Below is a simple breakdown of the new rules and how to make the most of them.
1. The New Tax Brackets: What Changed
Federal change:
- The lowest federal tax rate dropped from 15% → 14%.
- Because the change applies mid-year, the 2025 effective rate is 14.5%, and 2026 onward is 14% for the full year.
- The first bracket applies to taxable income up to $57,375 (indexed annually).
Provincial layer still applies
Federal tax is only half the story — your province will continue indexing its own brackets for inflation. Combined federal + provincial savings vary by province.
2. What This Means for Canadians
This reduction lowers tax on the first portion of income. That means:
- Most taxpayers will see modest tax relief.
- The benefit is strongest for low-to-middle income earners.
- Non-refundable credits (Basic Personal Amount, Spousal, Disability, Tuition, etc.) are also affected because their value is tied to the lowest federal rate.
- Some taxpayers will see slightly smaller refund values on credits due to the reduced rate, even though they still benefit overall.
3. Savings: What You Can Expect
Here are approximate federal savings based on the new rates:
Household view
A two-income household each earning ~$55K could see $550 in 2025 or $1,100 in 2026 in combined annual savings.
4. Payroll & Withholding (Important for Employees & Employers)
Starting July 2025:
- Payroll software will adjust the lower tax rate automatically.
- Net pay may increase slightly.
- Employers may want to review payroll budgets, sources deductions, and bonus timing.
- Employees who changed TD1 forms earlier in the year may need to review withholding to avoid year-end surprises.
5. Planning Considerations for Individuals & Families
This is a great time to revisit:
- RRSP contribution strategy
- Timing of income and deductions
- Spousal amount eligibility
- Income splitting where applicable
- Installment payments
- Tax credits relying on the lowest rate
Families will feel this change most clearly, especially dual-earner households.
6. Business Owners: Salary vs Dividends in Light of the New Brackets
This change does influence compensation planning — not dramatically, but enough to rethink your approach.
Salary gains a slight advantage
Because the lowest federal rate is lower, salary taken within the first bracket becomes cheaper than before.
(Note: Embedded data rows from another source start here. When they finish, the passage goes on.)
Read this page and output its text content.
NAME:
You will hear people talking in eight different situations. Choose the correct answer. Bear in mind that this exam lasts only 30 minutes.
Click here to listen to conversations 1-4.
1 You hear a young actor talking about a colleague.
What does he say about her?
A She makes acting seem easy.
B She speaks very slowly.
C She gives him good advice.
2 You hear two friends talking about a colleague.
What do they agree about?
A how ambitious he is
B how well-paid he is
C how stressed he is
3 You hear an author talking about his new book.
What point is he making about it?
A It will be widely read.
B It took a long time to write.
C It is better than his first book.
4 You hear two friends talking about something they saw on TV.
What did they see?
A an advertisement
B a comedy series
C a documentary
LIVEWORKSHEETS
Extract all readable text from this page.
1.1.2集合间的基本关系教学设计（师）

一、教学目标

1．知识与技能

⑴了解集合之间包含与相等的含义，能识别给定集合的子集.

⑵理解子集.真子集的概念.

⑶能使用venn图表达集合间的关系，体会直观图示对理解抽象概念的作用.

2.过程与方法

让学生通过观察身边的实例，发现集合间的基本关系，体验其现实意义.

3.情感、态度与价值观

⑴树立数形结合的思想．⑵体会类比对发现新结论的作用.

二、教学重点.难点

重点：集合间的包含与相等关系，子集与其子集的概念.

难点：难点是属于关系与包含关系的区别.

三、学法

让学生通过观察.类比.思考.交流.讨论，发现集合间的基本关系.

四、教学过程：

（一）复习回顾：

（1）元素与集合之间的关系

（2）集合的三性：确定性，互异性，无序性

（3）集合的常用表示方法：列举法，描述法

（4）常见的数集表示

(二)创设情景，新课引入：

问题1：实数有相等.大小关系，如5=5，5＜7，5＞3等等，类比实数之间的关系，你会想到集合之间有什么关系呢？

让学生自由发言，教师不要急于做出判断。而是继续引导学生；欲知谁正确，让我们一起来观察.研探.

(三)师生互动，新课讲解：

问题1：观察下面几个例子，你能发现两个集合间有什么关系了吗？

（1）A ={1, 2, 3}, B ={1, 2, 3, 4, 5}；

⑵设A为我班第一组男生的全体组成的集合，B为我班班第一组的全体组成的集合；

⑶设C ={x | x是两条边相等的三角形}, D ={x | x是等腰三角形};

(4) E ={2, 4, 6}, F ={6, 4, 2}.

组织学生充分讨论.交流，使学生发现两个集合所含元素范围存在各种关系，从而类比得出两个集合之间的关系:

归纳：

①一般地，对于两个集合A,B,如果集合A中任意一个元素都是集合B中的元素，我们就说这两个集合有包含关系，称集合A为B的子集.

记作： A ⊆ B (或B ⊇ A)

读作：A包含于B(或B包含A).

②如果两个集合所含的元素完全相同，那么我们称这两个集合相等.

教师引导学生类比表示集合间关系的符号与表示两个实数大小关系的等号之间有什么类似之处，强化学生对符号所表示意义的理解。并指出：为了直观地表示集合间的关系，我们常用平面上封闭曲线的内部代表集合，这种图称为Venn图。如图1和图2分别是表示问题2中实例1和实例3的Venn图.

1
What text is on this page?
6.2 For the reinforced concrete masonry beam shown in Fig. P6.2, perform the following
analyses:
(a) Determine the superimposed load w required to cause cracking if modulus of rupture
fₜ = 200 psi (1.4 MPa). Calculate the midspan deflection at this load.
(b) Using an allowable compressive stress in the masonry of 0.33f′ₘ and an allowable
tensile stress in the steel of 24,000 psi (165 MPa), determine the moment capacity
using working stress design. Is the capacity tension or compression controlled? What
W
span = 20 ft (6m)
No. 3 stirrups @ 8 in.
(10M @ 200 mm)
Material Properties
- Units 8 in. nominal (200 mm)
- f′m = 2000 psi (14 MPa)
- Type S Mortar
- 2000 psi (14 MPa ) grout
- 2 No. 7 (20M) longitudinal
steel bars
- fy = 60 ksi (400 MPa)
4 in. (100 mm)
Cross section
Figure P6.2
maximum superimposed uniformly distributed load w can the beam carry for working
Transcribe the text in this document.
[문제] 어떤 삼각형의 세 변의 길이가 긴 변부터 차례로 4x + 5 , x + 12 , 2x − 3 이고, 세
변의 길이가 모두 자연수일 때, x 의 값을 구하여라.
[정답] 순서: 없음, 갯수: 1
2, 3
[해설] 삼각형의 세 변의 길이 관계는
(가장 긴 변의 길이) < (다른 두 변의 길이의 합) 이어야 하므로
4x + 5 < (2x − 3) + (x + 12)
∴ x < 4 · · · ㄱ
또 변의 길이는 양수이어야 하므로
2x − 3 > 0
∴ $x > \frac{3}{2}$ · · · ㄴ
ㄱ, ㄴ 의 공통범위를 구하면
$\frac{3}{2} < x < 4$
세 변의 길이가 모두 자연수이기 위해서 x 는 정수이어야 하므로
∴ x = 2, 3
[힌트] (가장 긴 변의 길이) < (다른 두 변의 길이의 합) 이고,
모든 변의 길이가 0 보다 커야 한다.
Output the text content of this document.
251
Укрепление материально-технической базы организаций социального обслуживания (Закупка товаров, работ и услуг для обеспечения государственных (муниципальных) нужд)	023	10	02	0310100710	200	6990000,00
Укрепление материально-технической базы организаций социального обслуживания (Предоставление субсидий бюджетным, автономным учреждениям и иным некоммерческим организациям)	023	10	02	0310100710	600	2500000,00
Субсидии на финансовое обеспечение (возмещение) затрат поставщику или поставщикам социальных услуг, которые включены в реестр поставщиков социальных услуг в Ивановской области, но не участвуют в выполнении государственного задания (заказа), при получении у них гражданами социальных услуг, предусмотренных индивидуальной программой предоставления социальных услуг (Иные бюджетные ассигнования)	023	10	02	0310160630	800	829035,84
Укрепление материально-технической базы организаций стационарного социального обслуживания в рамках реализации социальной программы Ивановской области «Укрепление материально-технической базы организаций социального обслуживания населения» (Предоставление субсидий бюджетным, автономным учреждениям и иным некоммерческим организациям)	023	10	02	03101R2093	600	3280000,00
Dividends do not get the same benefit
Dividend taxation uses gross-up and dividend tax credits, so the lower bracket rate does not flow through proportionately.
Practical implications:
- Owners who pay themselves only dividends may benefit from introducing some salary.
- Owners with a mixed strategy may want to shift slightly toward salary for 2025/2026.
- Salary creates CPP contributions and RRSP room, which may be desirable depending on long-term planning.
- The right mix depends on your corporate income, household income, cash flow, and retirement goals.
In short:
Salary becomes mildly more favourable. Dividends stay about the same. This is the right time to fine-tune your compensation strategy.